Government data reveals that India's electricity generation fell for the second consecutive month in November, dropping approximately 1% year-on-year to 134.26 billion kilowatt-hours (kWh). This follows a more substantial 6% annual decrease recorded in October, based on calculations from Grid-India's daily statistics. The decline is attributed to mild weather reducing cooling demand and a significant slump in industrial activity, exacerbated by steep US tariffs impacting exports.

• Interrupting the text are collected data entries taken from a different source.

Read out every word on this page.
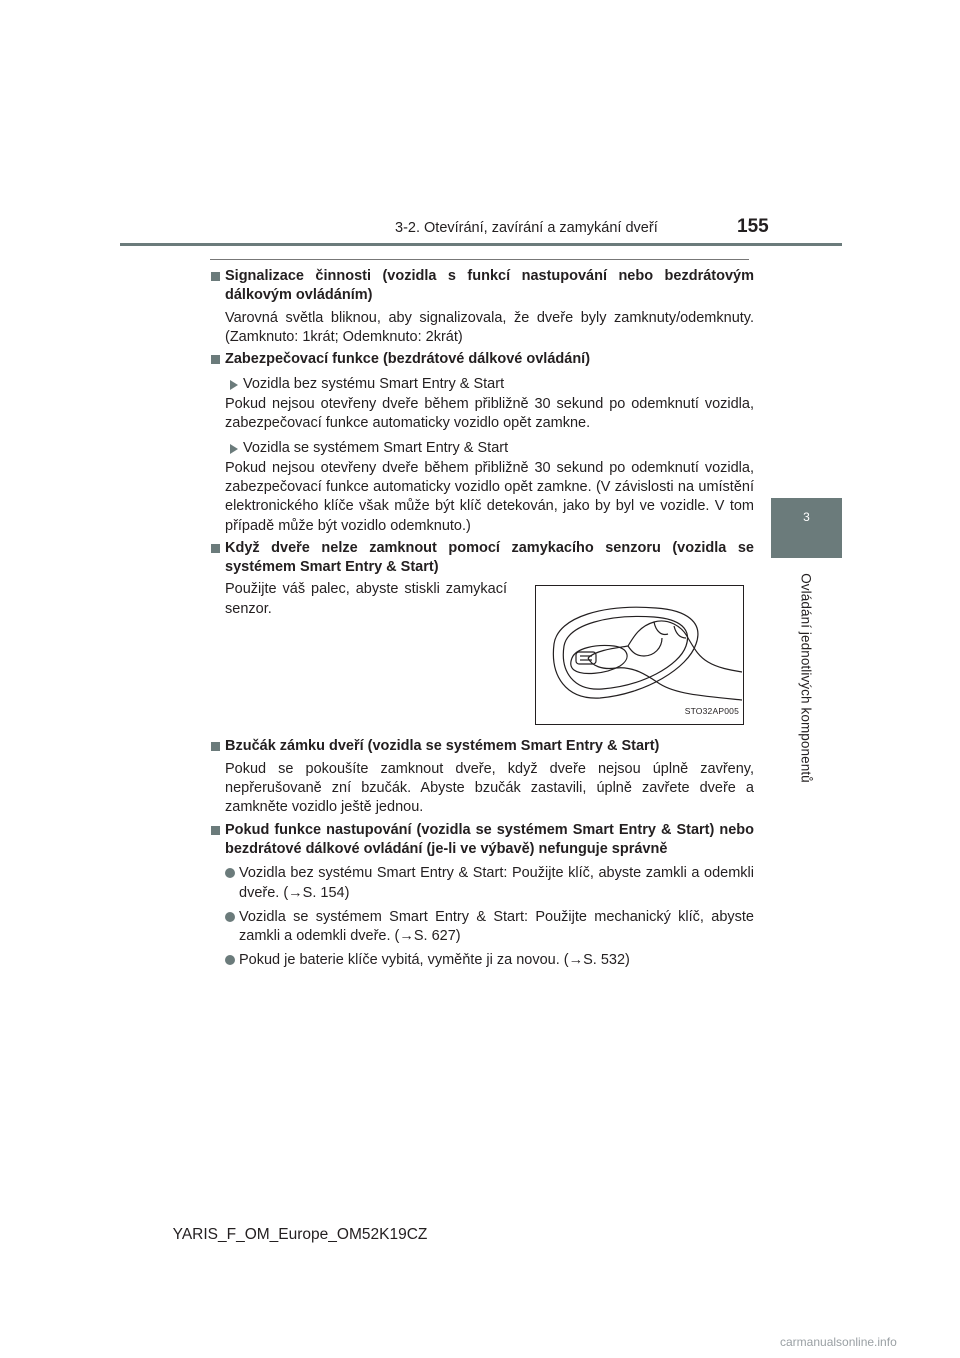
3-2. Otevírání, zavírání a zamykání dveří	155
3
Ovládání jednotlivých komponentů
Signalizace činnosti (vozidla s funkcí nastupování nebo bezdrátovým dálkovým ovládáním)
Varovná světla bliknou, aby signalizovala, že dveře byly zamknuty/odemknuty. (Zamknuto: 1krát; Odemknuto: 2krát)
Zabezpečovací funkce (bezdrátové dálkové ovládání)
Vozidla bez systému Smart Entry & Start
Pokud nejsou otevřeny dveře během přibližně 30 sekund po odemknutí vozidla, zabezpečovací funkce automaticky vozidlo opět zamkne.
Vozidla se systémem Smart Entry & Start
Pokud nejsou otevřeny dveře během přibližně 30 sekund po odemknutí vozidla, zabezpečovací funkce automaticky vozidlo opět zamkne. (V závislosti na umístění elektronického klíče však může být klíč detekován, jako by byl ve vozidle. V tom případě může být vozidlo odemknuto.)
Když dveře nelze zamknout pomocí zamykacího senzoru (vozidla se systémem Smart Entry & Start)
Použijte váš palec, abyste stiskli zamykací senzor.
STO32AP005
Bzučák zámku dveří (vozidla se systémem Smart Entry & Start)
Pokud se pokoušíte zamknout dveře, když dveře nejsou úplně zavřeny, nepřerušovaně zní bzučák. Abyste bzučák zastavili, úplně zavřete dveře a zamkněte vozidlo ještě jednou.
Pokud funkce nastupování (vozidla se systémem Smart Entry & Start) nebo bezdrátové dálkové ovládání (je-li ve výbavě) nefunguje správně
Vozidla bez systému Smart Entry & Start: Použijte klíč, abyste zamkli a odemkli dveře. (→S. 154)
Vozidla se systémem Smart Entry & Start: Použijte mechanický klíč, abyste zamkli a odemkli dveře. (→S. 627)
Pokud je baterie klíče vybitá, vyměňte ji za novou. (→S. 532)
YARIS_F_OM_Europe_OM52K19CZ
carmanualsonline.info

Concurrently, industrial production growth hit a 14-month low in October, rising only 0.4% compared to 4% in September. The Ministry of Statistics & Programme Implementation cited reduced working days due to festivals like Dussehra and Deepawali as a key factor. Sector-level data showed manufacturing output growth slowing to 1.8%, while mining contracted 1.8% and electricity generation fell 6.9%.
Ankit Jain, vice president at ICRA, noted, "The early onset of winter has reduced cooling requirements... These seasonal variations highlight the strong correlation between temperature patterns and electricity consumption." ICRA has revised its full-year power demand growth forecast down to 1.5%–2.0% from 4.0%–4.5%, reflecting the slowdown.
Amid this, renewable energy output surged 24% in November to 18.55 billion kWh, supporting India's goal of 500 GW non-fossil-fuel capacity by 2030. However, coal-fired generation—typically 75% of India's power mix—fell 5.8% in November, with declines in seven of eleven months this year, the most since 2020.